Guth has lately revealed his conviction that our universe is merely one of several multiverse worlds that came into being among many others. This theory claims that cosmic inflation never stops, but rather continues to grow at an exponential rate, with new universes constantly being formed as “bubbles” within the inflation process (similar to Fred Hoyle’s discredited steady-state theory). He believes that quantum fluctuations from nothingness generated the entire cosmos (which he claims is completely consistent with the Law of Conservation of Energy because the overall energy value remains zero), and has been cited as saying that “the universe is the greatest free lunch.”
Guth continues to lecture at MIT and has published over 60 technical publications on the effects of cosmic inflation and its links with particle physics. He has received numerous accolades and decorations, including the Eddington Medal and the Medal of the International Center for Theoretical Physics. The Inflationary Universe: The Quest for a New Theory of Cosmic Origins, published in 1998, became a best-seller.

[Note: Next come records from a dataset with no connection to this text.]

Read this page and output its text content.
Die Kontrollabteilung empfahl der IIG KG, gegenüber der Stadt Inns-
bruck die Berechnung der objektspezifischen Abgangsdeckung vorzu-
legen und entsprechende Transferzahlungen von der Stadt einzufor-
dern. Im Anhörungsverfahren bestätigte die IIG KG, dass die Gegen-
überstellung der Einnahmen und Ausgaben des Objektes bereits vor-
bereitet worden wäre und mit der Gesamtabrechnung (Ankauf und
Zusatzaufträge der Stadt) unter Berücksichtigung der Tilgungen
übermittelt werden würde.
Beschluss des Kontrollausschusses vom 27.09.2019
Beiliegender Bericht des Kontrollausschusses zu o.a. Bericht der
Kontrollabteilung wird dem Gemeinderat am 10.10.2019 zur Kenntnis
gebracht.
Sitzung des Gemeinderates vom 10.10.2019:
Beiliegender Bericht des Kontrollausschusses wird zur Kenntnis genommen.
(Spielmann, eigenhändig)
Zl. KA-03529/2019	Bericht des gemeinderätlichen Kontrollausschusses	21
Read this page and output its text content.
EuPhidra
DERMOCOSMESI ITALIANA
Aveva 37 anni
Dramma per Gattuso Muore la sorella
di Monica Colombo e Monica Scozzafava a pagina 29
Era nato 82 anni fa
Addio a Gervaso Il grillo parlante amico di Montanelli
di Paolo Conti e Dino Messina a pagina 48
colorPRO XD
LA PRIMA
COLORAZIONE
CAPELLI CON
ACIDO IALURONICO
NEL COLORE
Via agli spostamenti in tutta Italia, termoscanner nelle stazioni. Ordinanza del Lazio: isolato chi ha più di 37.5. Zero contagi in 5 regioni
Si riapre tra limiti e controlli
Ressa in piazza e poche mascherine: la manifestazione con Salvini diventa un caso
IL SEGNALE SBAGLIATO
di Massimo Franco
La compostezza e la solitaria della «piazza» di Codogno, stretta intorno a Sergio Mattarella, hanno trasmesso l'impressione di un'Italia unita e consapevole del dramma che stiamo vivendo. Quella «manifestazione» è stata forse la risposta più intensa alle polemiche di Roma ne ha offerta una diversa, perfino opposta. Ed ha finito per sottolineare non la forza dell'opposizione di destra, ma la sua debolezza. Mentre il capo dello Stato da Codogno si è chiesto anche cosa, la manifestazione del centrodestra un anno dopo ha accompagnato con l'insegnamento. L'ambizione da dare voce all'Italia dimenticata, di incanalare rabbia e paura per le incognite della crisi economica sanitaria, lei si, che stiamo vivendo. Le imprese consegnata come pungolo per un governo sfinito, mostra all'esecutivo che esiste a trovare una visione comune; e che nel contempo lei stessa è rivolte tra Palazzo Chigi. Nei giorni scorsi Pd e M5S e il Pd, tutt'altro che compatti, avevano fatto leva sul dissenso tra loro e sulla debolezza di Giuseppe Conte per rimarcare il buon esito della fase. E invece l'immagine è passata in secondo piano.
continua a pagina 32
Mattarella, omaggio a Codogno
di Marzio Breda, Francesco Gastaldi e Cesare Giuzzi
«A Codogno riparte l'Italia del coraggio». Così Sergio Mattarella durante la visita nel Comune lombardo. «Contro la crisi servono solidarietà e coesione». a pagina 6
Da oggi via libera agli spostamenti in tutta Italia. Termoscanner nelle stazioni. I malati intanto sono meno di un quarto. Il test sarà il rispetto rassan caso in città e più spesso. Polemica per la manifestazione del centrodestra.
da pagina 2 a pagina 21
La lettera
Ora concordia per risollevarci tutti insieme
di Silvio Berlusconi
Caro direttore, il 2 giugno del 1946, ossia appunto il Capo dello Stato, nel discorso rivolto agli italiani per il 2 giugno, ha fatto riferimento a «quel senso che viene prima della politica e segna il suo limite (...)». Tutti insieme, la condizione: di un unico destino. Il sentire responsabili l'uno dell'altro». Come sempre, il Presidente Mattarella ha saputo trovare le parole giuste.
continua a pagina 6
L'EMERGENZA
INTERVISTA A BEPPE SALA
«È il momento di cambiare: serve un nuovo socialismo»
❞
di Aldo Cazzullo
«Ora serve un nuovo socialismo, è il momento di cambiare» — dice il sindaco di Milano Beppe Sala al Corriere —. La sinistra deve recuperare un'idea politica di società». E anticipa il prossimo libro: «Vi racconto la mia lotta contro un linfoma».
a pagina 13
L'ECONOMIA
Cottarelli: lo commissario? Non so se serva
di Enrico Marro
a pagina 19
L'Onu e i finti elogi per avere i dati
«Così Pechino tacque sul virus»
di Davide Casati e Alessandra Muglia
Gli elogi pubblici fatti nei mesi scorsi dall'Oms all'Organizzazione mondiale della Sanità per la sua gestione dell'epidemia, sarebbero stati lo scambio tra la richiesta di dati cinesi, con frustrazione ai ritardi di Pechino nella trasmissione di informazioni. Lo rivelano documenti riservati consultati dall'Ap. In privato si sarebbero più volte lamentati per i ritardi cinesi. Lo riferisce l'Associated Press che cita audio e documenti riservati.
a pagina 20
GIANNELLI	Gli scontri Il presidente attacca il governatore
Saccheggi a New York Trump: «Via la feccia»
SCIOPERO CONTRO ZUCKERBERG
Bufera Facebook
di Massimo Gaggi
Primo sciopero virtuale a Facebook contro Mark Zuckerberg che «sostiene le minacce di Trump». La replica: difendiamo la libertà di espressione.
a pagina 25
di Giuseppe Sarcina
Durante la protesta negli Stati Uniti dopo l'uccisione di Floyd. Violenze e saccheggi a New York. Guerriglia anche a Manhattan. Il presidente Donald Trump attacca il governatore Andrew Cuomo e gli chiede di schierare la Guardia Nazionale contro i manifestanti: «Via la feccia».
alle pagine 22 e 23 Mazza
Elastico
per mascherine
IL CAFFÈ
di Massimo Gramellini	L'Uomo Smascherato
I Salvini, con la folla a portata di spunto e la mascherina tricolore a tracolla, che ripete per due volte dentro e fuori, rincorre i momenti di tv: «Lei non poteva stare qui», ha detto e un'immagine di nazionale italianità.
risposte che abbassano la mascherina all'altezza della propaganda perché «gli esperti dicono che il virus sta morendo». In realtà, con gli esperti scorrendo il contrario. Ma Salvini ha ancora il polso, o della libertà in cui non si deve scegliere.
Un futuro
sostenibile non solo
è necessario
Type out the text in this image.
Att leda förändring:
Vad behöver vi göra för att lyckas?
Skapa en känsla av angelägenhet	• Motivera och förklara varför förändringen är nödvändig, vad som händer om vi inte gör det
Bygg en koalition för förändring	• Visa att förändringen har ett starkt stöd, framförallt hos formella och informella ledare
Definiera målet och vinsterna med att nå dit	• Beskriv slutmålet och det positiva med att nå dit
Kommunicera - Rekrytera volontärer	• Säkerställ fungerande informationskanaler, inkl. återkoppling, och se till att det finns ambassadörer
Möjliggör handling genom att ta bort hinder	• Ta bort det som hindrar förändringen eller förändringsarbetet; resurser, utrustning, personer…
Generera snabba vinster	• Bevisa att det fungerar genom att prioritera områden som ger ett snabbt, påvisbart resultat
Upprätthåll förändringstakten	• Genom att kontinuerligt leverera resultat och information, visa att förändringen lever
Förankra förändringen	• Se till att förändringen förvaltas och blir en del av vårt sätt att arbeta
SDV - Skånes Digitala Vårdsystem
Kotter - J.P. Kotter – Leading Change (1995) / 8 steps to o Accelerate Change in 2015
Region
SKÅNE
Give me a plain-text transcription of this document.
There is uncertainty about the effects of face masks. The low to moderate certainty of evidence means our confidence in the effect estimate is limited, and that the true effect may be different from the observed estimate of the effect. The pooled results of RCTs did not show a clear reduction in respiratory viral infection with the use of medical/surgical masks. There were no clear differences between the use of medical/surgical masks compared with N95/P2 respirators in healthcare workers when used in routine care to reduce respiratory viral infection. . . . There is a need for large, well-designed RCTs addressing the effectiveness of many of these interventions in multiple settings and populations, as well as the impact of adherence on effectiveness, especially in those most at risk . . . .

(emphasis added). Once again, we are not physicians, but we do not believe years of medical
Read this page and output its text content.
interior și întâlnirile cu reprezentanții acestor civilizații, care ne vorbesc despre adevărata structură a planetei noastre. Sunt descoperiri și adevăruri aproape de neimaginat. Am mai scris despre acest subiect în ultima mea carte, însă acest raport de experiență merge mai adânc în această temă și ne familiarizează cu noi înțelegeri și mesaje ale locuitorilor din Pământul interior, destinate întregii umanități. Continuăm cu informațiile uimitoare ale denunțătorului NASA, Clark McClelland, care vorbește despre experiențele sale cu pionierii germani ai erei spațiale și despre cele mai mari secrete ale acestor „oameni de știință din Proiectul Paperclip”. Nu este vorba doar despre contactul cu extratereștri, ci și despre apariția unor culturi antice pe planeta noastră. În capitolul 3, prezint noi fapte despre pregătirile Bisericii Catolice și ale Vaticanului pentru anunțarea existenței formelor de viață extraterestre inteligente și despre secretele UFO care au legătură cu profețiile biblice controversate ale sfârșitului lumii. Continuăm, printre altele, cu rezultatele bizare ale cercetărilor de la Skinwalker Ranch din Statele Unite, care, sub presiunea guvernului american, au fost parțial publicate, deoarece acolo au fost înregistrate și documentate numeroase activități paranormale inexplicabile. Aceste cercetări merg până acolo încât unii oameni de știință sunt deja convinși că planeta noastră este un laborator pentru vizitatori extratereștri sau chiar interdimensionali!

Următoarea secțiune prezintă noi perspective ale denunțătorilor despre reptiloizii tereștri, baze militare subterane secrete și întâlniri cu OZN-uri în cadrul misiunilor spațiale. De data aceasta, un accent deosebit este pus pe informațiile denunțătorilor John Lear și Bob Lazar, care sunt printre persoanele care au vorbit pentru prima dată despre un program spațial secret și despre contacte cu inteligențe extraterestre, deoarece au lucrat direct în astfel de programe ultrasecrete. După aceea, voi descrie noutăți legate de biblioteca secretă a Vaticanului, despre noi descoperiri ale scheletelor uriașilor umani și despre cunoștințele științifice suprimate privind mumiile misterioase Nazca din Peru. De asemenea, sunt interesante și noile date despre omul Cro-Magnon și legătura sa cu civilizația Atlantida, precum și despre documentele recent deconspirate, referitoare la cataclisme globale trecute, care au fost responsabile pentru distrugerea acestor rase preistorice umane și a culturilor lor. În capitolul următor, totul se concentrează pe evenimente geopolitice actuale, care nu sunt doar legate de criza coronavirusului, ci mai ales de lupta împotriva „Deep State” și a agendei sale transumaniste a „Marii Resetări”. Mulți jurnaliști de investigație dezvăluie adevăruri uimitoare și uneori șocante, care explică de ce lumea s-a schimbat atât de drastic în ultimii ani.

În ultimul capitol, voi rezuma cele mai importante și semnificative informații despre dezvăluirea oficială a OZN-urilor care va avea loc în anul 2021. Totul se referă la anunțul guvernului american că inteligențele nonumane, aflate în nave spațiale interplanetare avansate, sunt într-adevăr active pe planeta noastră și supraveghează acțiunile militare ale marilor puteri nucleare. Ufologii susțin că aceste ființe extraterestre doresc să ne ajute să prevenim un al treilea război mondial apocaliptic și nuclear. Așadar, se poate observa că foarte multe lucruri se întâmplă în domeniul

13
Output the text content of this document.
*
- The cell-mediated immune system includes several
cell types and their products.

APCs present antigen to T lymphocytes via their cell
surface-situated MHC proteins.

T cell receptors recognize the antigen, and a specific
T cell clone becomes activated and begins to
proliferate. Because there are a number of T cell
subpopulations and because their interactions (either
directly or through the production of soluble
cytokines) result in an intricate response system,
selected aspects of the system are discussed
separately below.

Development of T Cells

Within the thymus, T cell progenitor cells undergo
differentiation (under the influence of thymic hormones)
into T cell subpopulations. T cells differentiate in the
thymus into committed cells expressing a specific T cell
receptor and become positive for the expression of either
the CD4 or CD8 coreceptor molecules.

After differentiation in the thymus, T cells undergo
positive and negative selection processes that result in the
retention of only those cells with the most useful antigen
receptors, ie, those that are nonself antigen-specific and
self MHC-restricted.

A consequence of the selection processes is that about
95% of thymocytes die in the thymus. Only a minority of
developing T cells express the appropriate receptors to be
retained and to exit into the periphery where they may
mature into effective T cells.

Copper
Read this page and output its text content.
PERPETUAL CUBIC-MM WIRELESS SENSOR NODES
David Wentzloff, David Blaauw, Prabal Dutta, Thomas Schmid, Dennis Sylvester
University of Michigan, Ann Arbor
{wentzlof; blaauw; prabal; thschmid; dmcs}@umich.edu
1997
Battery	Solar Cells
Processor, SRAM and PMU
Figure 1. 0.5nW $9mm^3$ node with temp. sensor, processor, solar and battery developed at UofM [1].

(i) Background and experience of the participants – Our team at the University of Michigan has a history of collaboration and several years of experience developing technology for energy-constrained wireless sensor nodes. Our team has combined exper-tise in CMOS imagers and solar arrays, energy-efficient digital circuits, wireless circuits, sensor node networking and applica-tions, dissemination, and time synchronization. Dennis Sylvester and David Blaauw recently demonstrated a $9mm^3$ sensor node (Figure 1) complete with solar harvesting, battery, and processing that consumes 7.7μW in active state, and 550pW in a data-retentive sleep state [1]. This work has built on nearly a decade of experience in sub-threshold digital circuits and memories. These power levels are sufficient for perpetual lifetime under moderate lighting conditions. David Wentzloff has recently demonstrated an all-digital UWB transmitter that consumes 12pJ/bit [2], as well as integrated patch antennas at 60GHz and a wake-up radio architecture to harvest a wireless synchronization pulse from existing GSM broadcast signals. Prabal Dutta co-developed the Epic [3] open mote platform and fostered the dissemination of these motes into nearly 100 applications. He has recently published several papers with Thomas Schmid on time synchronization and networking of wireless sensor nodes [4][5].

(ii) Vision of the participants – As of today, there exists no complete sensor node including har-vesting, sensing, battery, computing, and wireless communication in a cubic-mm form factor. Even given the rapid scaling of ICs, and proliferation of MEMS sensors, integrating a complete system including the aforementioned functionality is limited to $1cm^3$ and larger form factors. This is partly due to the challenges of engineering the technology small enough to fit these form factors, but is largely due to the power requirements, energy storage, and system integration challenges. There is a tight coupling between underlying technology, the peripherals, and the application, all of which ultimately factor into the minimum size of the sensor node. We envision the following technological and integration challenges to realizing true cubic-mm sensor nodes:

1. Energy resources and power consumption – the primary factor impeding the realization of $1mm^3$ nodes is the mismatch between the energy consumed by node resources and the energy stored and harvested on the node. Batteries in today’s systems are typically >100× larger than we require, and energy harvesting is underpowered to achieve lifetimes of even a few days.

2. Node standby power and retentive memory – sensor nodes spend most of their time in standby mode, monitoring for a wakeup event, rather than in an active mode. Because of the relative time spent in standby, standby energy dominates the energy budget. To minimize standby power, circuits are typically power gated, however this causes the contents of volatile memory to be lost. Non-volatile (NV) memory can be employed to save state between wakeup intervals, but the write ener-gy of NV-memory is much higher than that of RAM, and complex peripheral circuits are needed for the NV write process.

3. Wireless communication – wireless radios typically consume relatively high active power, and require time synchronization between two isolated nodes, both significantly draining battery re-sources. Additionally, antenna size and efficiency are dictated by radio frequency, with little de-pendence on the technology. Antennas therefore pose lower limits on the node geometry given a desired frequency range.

What exactly does Alan Guth research?
Alan Guth, an MIT professor, explores the origins of the universe. He studies inflation, including the prospect of igniting inflation in a hypothetical laboratory to create a new universe and if inflation is everlasting that is, whether it occurs everywhere in the universe at the same time.
Is the speed of light faster than inflation?
Cosmic inflation is a faster-than-light expansion of the universe that gave birth to a slew of new universes.
Inflation was created to explain a few aspects of the universe that would be difficult to explain otherwise. The first is that matter, according to Einstein’s general theory of relativity, bends space and time, so you’d expect a universe like ours, which has mass, to be overall curved in some way, either inward like a ball (“positive”) or outward like a saddle (“negative”).
In fact, it’s almost completely flat. Furthermore, even sections of it far apart in various directions as seen from Earth have nearly the same temperature, despite the fact that in an expanding cosmos, there wouldn’t have been enough time for heat to move between them to smooth things out. That appears to be a direct challenge to the rules of thermodynamics.
Cosmic inflation solves all of these issues at once. The universe grew faster than light in its early moments (light’s speed restriction only applies to things within the cosmos). That smoothed out the wrinkles in its early chaotic state and ensured that even now, far-flung areas could exchange heat because they were formerly in close proximity.